Finding the correct libc version
So, I cheated in this example. Since I compiled the target binary, I had the same version of libc at hand. This improved the ability to match the unknown function.
What can be done if you don’t know which libc version that was used?
- Obtain a nice list of libc candidates. This is not too hard. Linux has repos where things are stored in order. Check out https://github.com/niklasb/libc-database.
- Find the closest match to our binary. We can create a zignature for a known libc function in our static binary, such as the printf we found earlier. From there, we can search our libc database for the closest match. You should keep track of what metrics match best.
- Make zignatures for that libc database and use the same metrics to search for unknown functions.
The above is probably best handled with r2pipe. Whenever you find yourself running the same commands over and over again and wanting to quickly automate it, r2pipe should be your first thought.
Why did r2 fail to match?
Since this test was with the very same libc version, I was surprised that r2 failed to find a match. I figured static compiling would copy over the fclose bytes and then fix relocations.
It turns out a few instructions got mixed up.
You can quickly find where things are wrong by comparing the “bytes pattern” signatures with each other. I wrote a quick python script that does a logical AND of the byte pattern with the mask and the signature, and then a logical XOR with the two signatures. This showed there were several differences. The first difference is 84 bytes in, so we can skip there in r2 with `s+84`. I opened files in two different terminals and compared them.
Here are the instructions:
0x0040f893 4889d9 mov rcx, rbx 0x0040f896 4829d0 sub rax, rdx
0x00073cd3 4829d0 sub rax, rdx 0x00073cd6 4889d9 mov rcx, rbx
Computers are jerks. For some reason those two instructions were flipped in the statically compiled executable. Switching these instructions does not break the algorithm. The state of the CPU will be the same regardless of which instruction comes first.

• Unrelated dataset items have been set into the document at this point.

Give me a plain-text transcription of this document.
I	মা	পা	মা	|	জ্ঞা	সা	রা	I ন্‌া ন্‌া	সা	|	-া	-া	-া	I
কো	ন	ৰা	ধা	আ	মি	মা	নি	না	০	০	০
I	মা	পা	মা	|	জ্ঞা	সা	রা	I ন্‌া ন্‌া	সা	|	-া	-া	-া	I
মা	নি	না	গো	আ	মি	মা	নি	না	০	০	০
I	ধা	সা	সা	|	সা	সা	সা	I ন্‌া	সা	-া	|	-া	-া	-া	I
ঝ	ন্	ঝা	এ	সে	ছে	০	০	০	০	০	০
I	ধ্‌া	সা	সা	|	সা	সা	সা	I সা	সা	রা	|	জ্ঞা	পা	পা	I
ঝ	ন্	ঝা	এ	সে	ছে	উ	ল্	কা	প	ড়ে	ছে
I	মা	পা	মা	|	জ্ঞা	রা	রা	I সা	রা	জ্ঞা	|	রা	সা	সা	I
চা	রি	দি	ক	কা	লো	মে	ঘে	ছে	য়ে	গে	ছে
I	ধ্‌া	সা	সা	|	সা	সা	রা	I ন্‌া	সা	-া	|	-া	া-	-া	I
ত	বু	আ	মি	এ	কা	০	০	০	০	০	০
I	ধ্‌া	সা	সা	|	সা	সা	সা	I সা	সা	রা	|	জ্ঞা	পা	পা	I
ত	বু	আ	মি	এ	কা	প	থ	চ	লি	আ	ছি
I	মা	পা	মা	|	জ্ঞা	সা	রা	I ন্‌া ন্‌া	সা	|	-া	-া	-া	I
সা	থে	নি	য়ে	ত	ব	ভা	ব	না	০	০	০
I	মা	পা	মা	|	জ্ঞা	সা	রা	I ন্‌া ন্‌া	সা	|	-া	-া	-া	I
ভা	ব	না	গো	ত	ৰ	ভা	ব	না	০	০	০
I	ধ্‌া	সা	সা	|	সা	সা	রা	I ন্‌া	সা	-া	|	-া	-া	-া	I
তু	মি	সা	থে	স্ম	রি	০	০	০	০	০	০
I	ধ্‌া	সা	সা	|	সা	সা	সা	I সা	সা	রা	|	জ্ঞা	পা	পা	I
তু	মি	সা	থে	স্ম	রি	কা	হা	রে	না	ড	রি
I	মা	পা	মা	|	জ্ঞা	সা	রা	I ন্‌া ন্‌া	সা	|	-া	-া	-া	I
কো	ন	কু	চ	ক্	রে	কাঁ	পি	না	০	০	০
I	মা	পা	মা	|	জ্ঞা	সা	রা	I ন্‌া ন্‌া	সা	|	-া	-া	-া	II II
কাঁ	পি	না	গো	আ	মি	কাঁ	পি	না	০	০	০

It’s these little things that break the signature matching and make parsing algorithms with computers so difficult. It’s these little things that make people hate reverse engineering and think their tool does not work–but it’s also these little things that provide an opportunity to learn more and gain a greater appreciation for the complexity of computers and algorithms.
Zignatures contain basic metadata about the function. Some of the information is general, such as the number of basic blocks; other signatures are more specific, like the “bytes pattern.” Understanding this information can help you to quickly search known libraries for potential matches to an unknown function and save you a lot of reversing time.
It’s good to be aware, however, that matches will not always be perfect–computers are much more complicated than that. The data provided by Radare2 allows you to quickly perform matches in a way you wish. If you come up with a better matching algorithm, consider adding it r2. It will run faster as a built-in function. Sharing also means it will be maintained and kept in r2 with regression tests.
Hopefully this blog post helped you learn a bit more about Radar2 and how r2 zignatures can be leveraged in demasking common functions.